Hitchens and others' investigation of the Al-Shifa pharmacy bombing was that it never contained chemical munitions, and had no connections to terrorism. Hence, its owner sued the US government for damages. Hitchens writes that the Joint Chiefs and FBI Director Louis Freeh (who had agents in the region doing real terrorism investigations) were kept in the dark on the raid, and the CIA opposed it. Clinton had permission from the UN Security Council to strike Iraq but canceled the operation until months later when impeachment proceedings began. Hitchens bemoans both Clinton's eagerness to kill to save his own face as well as his wanton obstruction of justice. (All the evidence is laid out in the book, I'm just summarizing here.)

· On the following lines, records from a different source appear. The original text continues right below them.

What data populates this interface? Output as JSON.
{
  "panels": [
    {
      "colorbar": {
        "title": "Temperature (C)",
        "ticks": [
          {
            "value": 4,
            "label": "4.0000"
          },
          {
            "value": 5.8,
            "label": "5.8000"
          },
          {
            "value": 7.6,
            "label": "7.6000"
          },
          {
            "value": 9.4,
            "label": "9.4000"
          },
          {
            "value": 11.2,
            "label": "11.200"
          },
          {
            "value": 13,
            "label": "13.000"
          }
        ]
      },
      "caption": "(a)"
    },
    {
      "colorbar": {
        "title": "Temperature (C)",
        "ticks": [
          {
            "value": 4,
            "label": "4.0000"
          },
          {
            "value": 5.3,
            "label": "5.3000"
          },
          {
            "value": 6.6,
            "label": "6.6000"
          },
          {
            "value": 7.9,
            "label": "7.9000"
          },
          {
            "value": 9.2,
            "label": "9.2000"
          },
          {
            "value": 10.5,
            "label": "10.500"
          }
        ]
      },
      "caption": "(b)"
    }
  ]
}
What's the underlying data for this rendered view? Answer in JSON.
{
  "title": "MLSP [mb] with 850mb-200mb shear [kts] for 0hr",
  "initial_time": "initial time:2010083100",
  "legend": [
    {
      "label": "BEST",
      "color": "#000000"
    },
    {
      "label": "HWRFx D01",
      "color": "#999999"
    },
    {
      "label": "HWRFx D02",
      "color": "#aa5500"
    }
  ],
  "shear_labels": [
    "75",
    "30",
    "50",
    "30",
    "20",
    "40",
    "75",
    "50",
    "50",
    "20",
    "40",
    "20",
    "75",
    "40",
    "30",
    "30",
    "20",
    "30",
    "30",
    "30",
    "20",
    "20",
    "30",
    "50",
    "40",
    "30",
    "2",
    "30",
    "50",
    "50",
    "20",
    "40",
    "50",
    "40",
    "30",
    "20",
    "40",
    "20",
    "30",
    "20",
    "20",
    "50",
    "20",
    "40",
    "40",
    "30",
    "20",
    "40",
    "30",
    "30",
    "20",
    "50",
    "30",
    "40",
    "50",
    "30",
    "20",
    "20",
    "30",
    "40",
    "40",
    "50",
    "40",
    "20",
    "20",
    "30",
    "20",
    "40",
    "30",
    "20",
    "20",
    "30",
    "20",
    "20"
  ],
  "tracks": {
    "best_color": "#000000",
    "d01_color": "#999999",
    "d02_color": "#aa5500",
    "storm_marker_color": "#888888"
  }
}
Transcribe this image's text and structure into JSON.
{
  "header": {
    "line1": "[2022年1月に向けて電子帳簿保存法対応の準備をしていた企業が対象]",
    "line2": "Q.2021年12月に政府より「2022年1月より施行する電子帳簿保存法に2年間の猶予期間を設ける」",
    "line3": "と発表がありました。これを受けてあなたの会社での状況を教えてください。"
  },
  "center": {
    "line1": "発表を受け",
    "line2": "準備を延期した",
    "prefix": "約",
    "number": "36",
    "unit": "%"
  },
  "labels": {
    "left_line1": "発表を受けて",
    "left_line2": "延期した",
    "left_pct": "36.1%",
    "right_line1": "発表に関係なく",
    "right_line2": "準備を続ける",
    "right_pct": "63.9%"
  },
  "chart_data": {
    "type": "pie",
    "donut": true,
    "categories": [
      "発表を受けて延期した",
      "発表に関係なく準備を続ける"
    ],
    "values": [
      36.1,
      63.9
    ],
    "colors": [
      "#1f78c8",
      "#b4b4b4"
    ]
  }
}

Like Clinton, Inc. Hitchens documents the history of retribution against people like Kathleen Willey who made accusations against Clinton. Hitchens writes that he is one of the few in the media who did not suffer attack dogs, despite giving a deposition in the Starr investigation. Hitchens uncovers the story of an anonymous woman who claimed to be raped by a younger Clinton, whose story was known to a few friends and corroborates with the stories of others like Juanita Broaddrick. The chapter "Is there a rapist in the White House?" is quite an uncomfortable read. Hitchens blasts Al Gore as being spineless in calling Clinton out for his character.
Hitchens takes it easy on the "monotheists" who were so critical of Clinton during his presidency, but notes that Ralph Reed and others attacked Clinton for the wrong things. The greatest charge in the impeachment trial, for example, was Abuse of Power. Conservatives were guilty of their own mismanagement and generally frustrated that Clinton had co-opted so many of their own causes (welfare reform, etc.). Liberals, thinks Hitchens, should have known better.
I give this book 4.5 stars out of 5 for its rapier wit, succinctness, and appeal to truth and reason. Read it and be the judge yourself.